The big, knobbly roots of the spruce trees made me want to curl up between them, lie still, and listen to the sighs and whispers of the woods. Unfortunately, a huge swarm of mosquitoes also decided to stop for a while at the same spot, and the mosquitoes made it clear what they thought of me being there, so I had to carry on toward the most famous summits of the Koli range. The rocks at the summit of Ukko-Koli are worn smooth. I wonder how many hands have touched them over the years. A metal plaque had some letters engraved in it: ‘Ripa, Anu, and Veka were here.’ It is said that Järnefelt himself carved his name into the wall of a cave known locally as the Devil’s Church.

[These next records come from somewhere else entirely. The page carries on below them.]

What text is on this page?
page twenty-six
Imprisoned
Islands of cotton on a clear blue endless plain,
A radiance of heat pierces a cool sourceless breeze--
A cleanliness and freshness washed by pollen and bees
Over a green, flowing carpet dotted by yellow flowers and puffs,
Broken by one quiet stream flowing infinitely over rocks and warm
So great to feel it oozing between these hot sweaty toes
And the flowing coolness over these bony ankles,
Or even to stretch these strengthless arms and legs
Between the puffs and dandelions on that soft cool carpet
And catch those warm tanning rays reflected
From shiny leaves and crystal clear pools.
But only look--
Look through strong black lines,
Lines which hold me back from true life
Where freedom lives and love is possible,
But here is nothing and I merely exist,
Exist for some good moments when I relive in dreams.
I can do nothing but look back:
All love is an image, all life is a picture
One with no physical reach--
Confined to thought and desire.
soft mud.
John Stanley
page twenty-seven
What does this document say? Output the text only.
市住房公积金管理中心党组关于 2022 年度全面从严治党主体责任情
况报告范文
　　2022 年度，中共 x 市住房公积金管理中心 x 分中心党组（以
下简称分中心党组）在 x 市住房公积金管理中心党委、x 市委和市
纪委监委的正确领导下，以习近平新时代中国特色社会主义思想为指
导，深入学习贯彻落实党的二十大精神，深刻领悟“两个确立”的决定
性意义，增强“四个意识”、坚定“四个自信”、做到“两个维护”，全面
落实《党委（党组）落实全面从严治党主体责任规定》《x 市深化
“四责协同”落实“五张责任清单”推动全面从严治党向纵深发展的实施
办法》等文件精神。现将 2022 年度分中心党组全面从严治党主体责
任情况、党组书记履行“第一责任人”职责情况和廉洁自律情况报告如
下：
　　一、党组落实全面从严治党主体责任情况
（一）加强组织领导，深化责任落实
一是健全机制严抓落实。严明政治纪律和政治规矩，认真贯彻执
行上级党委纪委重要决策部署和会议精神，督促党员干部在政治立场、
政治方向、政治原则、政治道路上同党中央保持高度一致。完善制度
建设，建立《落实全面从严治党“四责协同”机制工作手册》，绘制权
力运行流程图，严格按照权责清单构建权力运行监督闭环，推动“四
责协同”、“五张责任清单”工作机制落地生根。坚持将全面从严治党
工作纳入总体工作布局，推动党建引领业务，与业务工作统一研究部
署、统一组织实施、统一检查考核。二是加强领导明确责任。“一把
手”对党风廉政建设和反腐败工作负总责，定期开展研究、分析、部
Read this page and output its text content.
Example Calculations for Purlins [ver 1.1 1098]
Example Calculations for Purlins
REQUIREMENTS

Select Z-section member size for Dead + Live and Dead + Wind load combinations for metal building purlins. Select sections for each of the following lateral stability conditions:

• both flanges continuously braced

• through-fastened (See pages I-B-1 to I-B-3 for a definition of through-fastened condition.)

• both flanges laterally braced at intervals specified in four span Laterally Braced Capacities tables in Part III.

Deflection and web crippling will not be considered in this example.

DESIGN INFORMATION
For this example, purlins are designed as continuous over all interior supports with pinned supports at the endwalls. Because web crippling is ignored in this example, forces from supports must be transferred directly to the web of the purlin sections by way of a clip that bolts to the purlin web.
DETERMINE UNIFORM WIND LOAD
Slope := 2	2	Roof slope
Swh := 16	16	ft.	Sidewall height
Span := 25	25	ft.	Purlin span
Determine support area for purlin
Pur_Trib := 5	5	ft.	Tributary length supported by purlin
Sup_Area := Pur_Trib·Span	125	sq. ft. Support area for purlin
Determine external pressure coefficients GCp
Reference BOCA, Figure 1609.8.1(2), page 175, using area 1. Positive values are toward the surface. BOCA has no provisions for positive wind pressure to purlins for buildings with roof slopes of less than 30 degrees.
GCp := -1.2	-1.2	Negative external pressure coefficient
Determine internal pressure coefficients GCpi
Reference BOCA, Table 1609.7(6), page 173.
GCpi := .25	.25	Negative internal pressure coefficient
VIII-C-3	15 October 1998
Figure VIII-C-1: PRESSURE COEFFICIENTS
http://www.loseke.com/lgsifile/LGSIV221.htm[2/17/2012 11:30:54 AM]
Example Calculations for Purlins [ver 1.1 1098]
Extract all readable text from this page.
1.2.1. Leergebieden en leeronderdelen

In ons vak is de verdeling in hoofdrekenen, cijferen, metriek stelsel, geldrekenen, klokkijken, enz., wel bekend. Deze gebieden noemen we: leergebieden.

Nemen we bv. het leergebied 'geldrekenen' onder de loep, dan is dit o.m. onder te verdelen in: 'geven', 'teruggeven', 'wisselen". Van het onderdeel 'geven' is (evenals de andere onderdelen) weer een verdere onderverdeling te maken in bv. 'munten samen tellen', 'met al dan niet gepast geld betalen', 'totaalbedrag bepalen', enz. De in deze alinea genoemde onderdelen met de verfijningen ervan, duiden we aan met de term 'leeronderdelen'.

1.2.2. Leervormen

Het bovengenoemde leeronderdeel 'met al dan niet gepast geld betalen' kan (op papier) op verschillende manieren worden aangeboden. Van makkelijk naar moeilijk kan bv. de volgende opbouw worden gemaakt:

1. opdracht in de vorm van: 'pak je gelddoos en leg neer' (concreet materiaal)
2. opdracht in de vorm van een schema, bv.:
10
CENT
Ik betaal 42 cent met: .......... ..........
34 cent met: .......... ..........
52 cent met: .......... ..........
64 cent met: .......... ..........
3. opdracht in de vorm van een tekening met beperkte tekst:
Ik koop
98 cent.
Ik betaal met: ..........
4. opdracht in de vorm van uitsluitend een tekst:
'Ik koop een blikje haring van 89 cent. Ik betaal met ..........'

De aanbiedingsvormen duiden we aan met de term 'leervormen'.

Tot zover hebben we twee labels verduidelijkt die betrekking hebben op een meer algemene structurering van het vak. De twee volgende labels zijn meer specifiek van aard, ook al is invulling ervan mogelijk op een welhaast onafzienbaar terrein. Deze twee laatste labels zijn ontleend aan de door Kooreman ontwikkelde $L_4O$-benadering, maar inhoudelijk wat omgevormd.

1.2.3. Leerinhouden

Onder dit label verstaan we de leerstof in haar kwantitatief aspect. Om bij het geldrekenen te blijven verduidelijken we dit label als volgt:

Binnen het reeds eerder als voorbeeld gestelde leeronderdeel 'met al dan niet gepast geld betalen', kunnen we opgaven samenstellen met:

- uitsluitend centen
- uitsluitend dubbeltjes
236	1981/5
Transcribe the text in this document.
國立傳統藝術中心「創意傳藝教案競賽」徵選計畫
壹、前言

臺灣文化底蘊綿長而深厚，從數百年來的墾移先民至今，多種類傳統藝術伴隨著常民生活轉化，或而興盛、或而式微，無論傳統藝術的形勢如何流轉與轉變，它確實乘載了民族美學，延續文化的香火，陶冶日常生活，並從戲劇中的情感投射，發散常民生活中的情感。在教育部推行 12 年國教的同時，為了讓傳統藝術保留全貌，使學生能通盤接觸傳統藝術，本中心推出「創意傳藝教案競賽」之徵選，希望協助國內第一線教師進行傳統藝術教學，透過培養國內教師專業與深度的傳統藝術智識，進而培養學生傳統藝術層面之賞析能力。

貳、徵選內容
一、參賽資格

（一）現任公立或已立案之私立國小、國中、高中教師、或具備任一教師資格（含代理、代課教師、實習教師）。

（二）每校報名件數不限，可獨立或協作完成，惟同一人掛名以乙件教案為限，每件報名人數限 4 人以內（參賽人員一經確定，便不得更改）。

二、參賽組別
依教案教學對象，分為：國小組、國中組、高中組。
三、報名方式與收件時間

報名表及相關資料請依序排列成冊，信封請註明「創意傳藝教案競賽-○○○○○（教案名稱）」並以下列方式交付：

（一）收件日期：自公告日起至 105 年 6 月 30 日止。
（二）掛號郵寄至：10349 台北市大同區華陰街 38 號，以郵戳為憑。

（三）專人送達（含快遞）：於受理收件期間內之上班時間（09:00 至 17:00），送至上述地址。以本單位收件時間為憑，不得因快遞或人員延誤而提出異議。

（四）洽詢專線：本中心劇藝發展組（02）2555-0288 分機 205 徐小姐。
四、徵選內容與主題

I rounded off the day with a visit to the village of Koli. On my way there, I came across an environmental art exhibition in the middle of the woods. Some of the pieces are apparent to only the perceptive visitor. A few birches have had some of their bark removed. When you look at these trees from the right angle, the areas where the bark has been notched out form a small circle, like a pale winter sun. I popped into the gallery of an English artist, and we talked for a while about the intricate lines of Japanese wood carvings.